—Personne ne sait ce qu’elle est devenue.

—Bah! dit Colorat, cette jeunesse s’est crue perdue! elle a eu peur de rester dans le pays! Elle est allée à Paris. Et qu’y fait-elle? Voilà le hic. La chercher là, c’est vouloir trouver une bille dans les cailloux de cette plaine!

Colorat montrait la plaine de Montégnac du haut de la rampe par laquelle montait alors madame Graslin, qui n’était plus qu’à quelques pas de la grille du château. La Sauviat inquiète, Aline, les gens attendaient là, ne sachant que penser d’une si longue absence.

—Eh! bien, dit la Sauviat en aidant sa fille à descendre de cheval, tu dois être horriblement fatiguée.

—Non, ma mère, dit madame Graslin d’une voix si altérée que la Sauviat regarda sa fille et vit alors qu’elle avait beaucoup pleuré.

Madame Graslin rentra chez elle avec Aline, qui avait ses ordres pour tout ce qui concernait sa vie intérieure, elle s’enferma chez elle sans y admettre sa mère; et quand la Sauviat voulut y venir, Aline dit à la vieille Auvergnate: «—Madame est endormie.»

Le lendemain Véronique partit à cheval accompagnée de Maurice seulement. Pour se rendre rapidement à la Roche-Vive, elle prit le chemin par lequel elle en était revenue la veille. En montant par le fond de la gorge qui séparait ce pic de la dernière colline de la forêt, car vue de la plaine, la Roche-Vive semblait isolée. Véronique dit à Maurice de lui indiquer la maison de Farrabesche et de l’attendre en gardant les chevaux; elle voulut aller seule: Maurice la conduisit donc vers un sentier qui descend sur le versant de la Roche-Vive, opposé à celui de la plaine, et lui montra le toit en chaume d’une habitation presque perdue à moitié de cette montagne, et au bas de laquelle s’étendent des pépinières. Il était alors environ midi. Une fumée légère qui sortait de la cheminée indiquait la maison auprès de laquelle Véronique arriva bientôt; mais elle ne se montra pas tout d’abord. A l’aspect de cette modeste demeure assise au milieu d’un jardin entouré d’une haie en épines sèches, elle resta pendant quelques instants perdue en des pensées qui ne furent connues que d’elle. Au bas du jardin serpentent quelques arpents de prairies encloses d’une haie vive, et où, çà et là, s’étalent les têtes aplaties des pommiers, des poiriers et des pruniers. Au-dessus de la maison, vers le haut de la montagne où le terrain devient sablonneux, s’élèvent les cimes jaunies d’une superbe châtaigneraie. En ouvrant la porte à claire-voie faite en planches presque pourries qui sert de clôture, madame Graslin aperçut une étable, une petite basse-cour et tous les pittoresques, les vivants accessoires des habitations du pauvre, qui certes ont de la poésie aux champs. Quel être a pu voir sans émotion les linges étendus sur la haie, la botte d’oignons pendue au plancher, les marmites en fer qui sèchent, le banc de bois ombragé de chèvrefeuilles, et les joubarbes sur le faîte du chaume qui accompagnent presque toutes les chaumières en France et qui révèlent une vie humble, presque végétative.

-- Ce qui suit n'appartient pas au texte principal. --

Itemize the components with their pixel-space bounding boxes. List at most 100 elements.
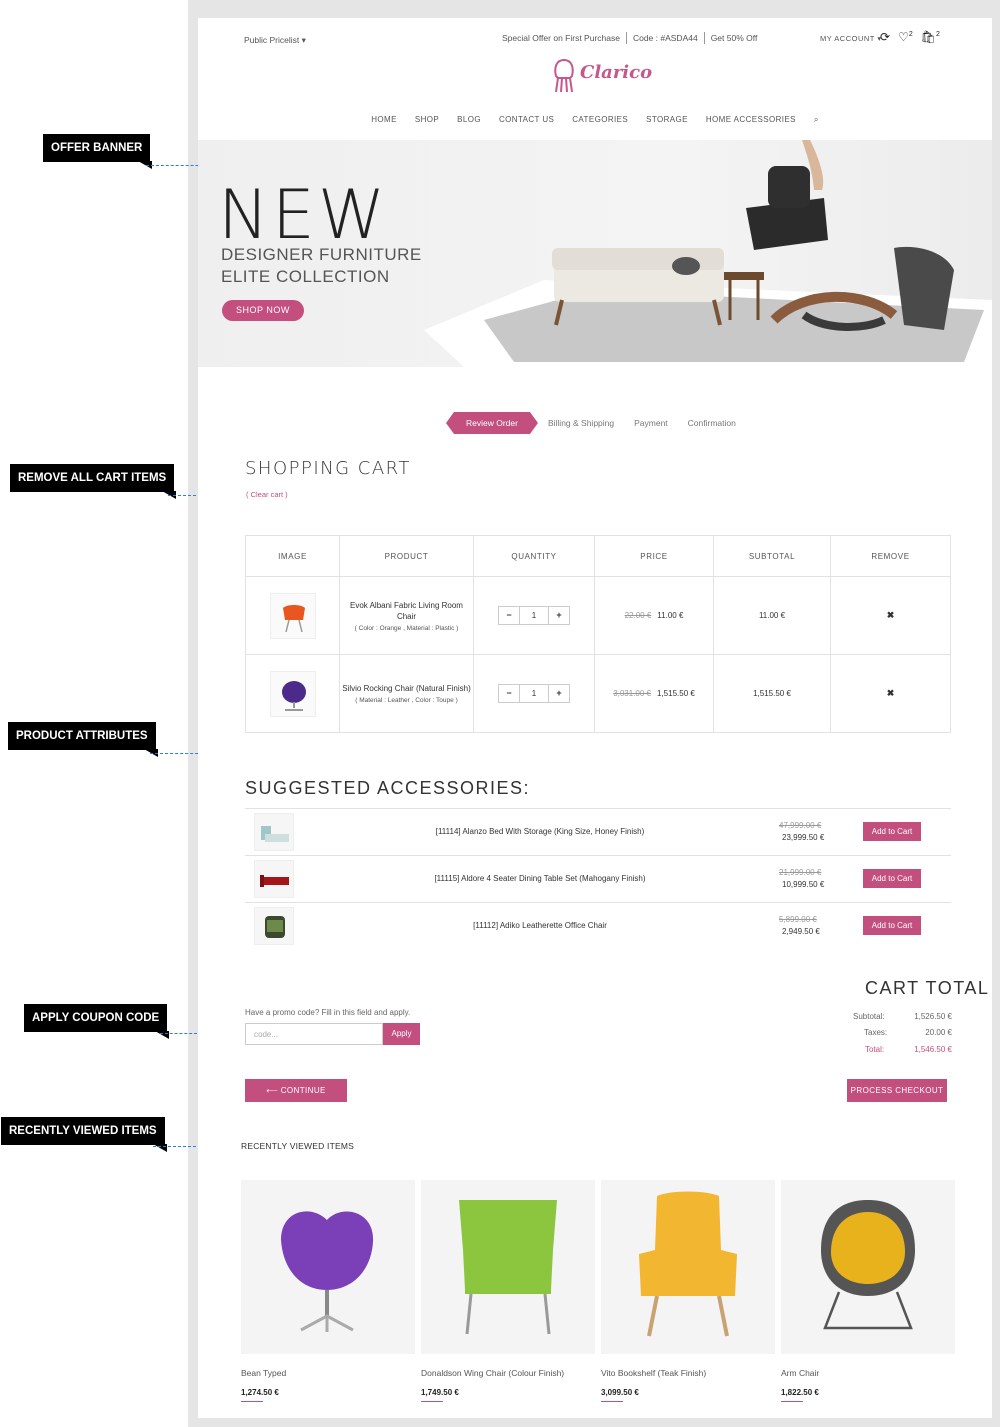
increase-button[interactable]: +	[549, 685, 569, 702]
shop-page: Public Pricelist ▾ Special Offer on Firs…	[198, 18, 992, 1418]
cart-total-title: CART TOTAL	[865, 978, 990, 998]
quantity-input[interactable]: 1	[519, 607, 549, 624]
increase-button[interactable]: +	[549, 607, 569, 624]
taxes-label: Taxes:	[864, 1028, 888, 1037]
decrease-button[interactable]: −	[499, 607, 519, 624]
continue-shopping-button[interactable]: ⟵ CONTINUE SHOPPING	[245, 1079, 347, 1118]
product-attributes: ( Color : Orange , Material : Plastic )	[354, 624, 459, 632]
product-thumbnail[interactable]	[269, 670, 316, 717]
compare-icon[interactable]: ⟳	[880, 30, 890, 44]
price: 1,515.50 €	[657, 689, 695, 698]
quantity-stepper: − 1 +	[498, 684, 570, 703]
pricelist-dropdown[interactable]: Public Pricelist ▾	[244, 35, 306, 46]
nav-home[interactable]: HOME	[371, 115, 397, 125]
accessory-name[interactable]: [11115] Aldore 4 Seater Dining Table Set…	[305, 874, 775, 883]
step-confirmation[interactable]: Confirmation	[678, 418, 746, 428]
offer-code: Code : #ASDA44	[625, 32, 704, 44]
product-image[interactable]	[601, 1180, 775, 1354]
quantity-input[interactable]: 1	[519, 685, 549, 702]
decrease-button[interactable]: −	[499, 685, 519, 702]
wishlist-icon[interactable]: ♡2	[898, 30, 913, 44]
offer-strip: Special Offer on First Purchase Code : #…	[496, 32, 763, 44]
office-chair-icon	[265, 916, 285, 938]
product-card[interactable]: Arm Chair 1,822.50 €	[781, 1180, 955, 1402]
step-payment[interactable]: Payment	[624, 418, 678, 428]
card-name[interactable]: Vito Bookshelf (Teak Finish)	[601, 1368, 775, 1378]
bed-thumbnail[interactable]	[254, 813, 294, 851]
nav-storage[interactable]: STORAGE	[646, 115, 688, 125]
product-card[interactable]: Bean Typed 1,274.50 €	[241, 1180, 415, 1402]
accessory-old-price: 21,999.00 €	[779, 868, 822, 877]
remove-icon[interactable]: ✖	[887, 610, 895, 620]
my-account-dropdown[interactable]: MY ACCOUNT ▾	[820, 34, 882, 43]
card-price: 3,099.50 €	[601, 1388, 639, 1397]
checkout-steps: Review Order Billing & Shipping Payment …	[446, 412, 746, 434]
search-icon[interactable]: ⌕	[814, 115, 819, 125]
card-name[interactable]: Bean Typed	[241, 1368, 415, 1378]
card-name[interactable]: Arm Chair	[781, 1368, 955, 1378]
bed-icon	[261, 826, 289, 842]
price-underline	[601, 1401, 623, 1402]
nav-blog[interactable]: BLOG	[457, 115, 481, 125]
logo[interactable]: Clarico	[550, 56, 653, 96]
annotation-product-attributes: PRODUCT ATTRIBUTES	[8, 722, 158, 757]
product-image[interactable]	[241, 1180, 415, 1354]
table-thumbnail[interactable]	[254, 860, 294, 898]
remove-icon[interactable]: ✖	[887, 688, 895, 698]
step-billing-shipping[interactable]: Billing & Shipping	[538, 418, 624, 428]
dining-table-icon	[260, 875, 289, 887]
table-row: Evok Albani Fabric Living Room Chair ( C…	[245, 576, 951, 655]
accessory-name[interactable]: [11112] Adiko Leatherette Office Chair	[305, 921, 775, 930]
card-name[interactable]: Donaldson Wing Chair (Colour Finish)	[421, 1368, 595, 1378]
nav-categories[interactable]: CATEGORIES	[572, 115, 628, 125]
orange-chair-icon	[282, 604, 305, 632]
product-name[interactable]: Silvio Rocking Chair (Natural Finish)	[340, 683, 473, 694]
nav-home-accessories[interactable]: HOME ACCESSORIES	[706, 115, 796, 125]
col-subtotal: SUBTOTAL	[713, 535, 831, 577]
offer-text: Special Offer on First Purchase	[502, 33, 620, 43]
product-image[interactable]	[781, 1180, 955, 1354]
price-underline	[781, 1401, 803, 1402]
add-to-cart-button[interactable]: Add to Cart	[863, 822, 921, 841]
subtotal-value: 1,526.50 €	[914, 1012, 952, 1021]
accessory-name[interactable]: [11114] Alanzo Bed With Storage (King Si…	[305, 827, 775, 836]
annotation-remove-all: REMOVE ALL CART ITEMS	[10, 464, 177, 499]
office-chair-thumbnail[interactable]	[254, 907, 294, 945]
add-to-cart-button[interactable]: Add to Cart	[863, 869, 921, 888]
clear-cart-link[interactable]: ( Clear cart )	[246, 490, 288, 499]
nav-contact-us[interactable]: CONTACT US	[499, 115, 554, 125]
taxes-value: 20.00 €	[925, 1028, 952, 1037]
table-row: Silvio Rocking Chair (Natural Finish) ( …	[245, 654, 951, 733]
cart-icon[interactable]: 🛍2	[921, 30, 940, 44]
col-image: IMAGE	[245, 535, 340, 577]
subtotal: 11.00 €	[713, 576, 831, 655]
wishlist-count: 2	[908, 31, 913, 38]
product-image[interactable]	[421, 1180, 595, 1354]
annotation-apply-coupon: APPLY COUPON CODE	[24, 1004, 170, 1039]
product-card[interactable]: Vito Bookshelf (Teak Finish) 3,099.50 €	[601, 1180, 775, 1402]
apply-coupon-button[interactable]: Apply	[383, 1023, 420, 1045]
col-product: PRODUCT	[339, 535, 474, 577]
process-checkout-button[interactable]: PROCESS CHECKOUT ⟶	[847, 1079, 947, 1118]
hero-subtitle: DESIGNER FURNITURE ELITE COLLECTION	[221, 244, 422, 288]
offer-discount: Get 50% Off	[703, 32, 764, 44]
price: 11.00 €	[657, 611, 684, 620]
product-name[interactable]: Evok Albani Fabric Living Room Chair	[340, 600, 473, 622]
coupon-input[interactable]: code...	[245, 1023, 383, 1045]
product-thumbnail[interactable]	[269, 592, 316, 639]
product-card[interactable]: Donaldson Wing Chair (Colour Finish) 1,7…	[421, 1180, 595, 1402]
top-bar: Public Pricelist ▾ Special Offer on Firs…	[198, 30, 992, 48]
nav-shop[interactable]: SHOP	[415, 115, 439, 125]
logo-text: Clarico	[580, 62, 653, 83]
annotation-recently-viewed: RECENTLY VIEWED ITEMS	[1, 1117, 167, 1152]
offer-banner: NEW DESIGNER FURNITURE ELITE COLLECTION …	[198, 140, 992, 367]
recently-viewed-title: RECENTLY VIEWED ITEMS	[241, 1141, 354, 1151]
subtotal-label: Subtotal:	[853, 1012, 885, 1021]
shop-now-button[interactable]: SHOP NOW	[222, 300, 304, 321]
cart-table: IMAGE PRODUCT QUANTITY PRICE SUBTOTAL RE…	[245, 535, 951, 733]
promo-label: Have a promo code? Fill in this field an…	[245, 1008, 411, 1017]
list-item: [11112] Adiko Leatherette Office Chair 5…	[245, 902, 951, 949]
card-price: 1,822.50 €	[781, 1388, 819, 1397]
add-to-cart-button[interactable]: Add to Cart	[863, 916, 921, 935]
step-review-order[interactable]: Review Order	[446, 412, 538, 434]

Il fut impossible à Véronique d’arriver chez son garde sans être aperçue, deux beaux chiens de chasse aboyèrent aussitôt que le bruit de son amazone se fit entendre dans les feuilles sèches; elle prit la queue de cette large robe sous son bras, et s’avança vers la maison. Farrabesche et son enfant, qui étaient assis sur un banc de bois en dehors, se levèrent et se découvrirent tous deux, en gardant une attitude respectueuse, mais sans la moindre apparence de servilité.

—J’ai su, dit Véronique en regardant avec attention l’enfant, que vous preniez mes intérêts, j’ai voulu voir par moi-même votre maison, les pépinières, et vous questionner ici même sur les améliorations à faire.

—Je suis aux ordres de madame, répondit Farrabesche.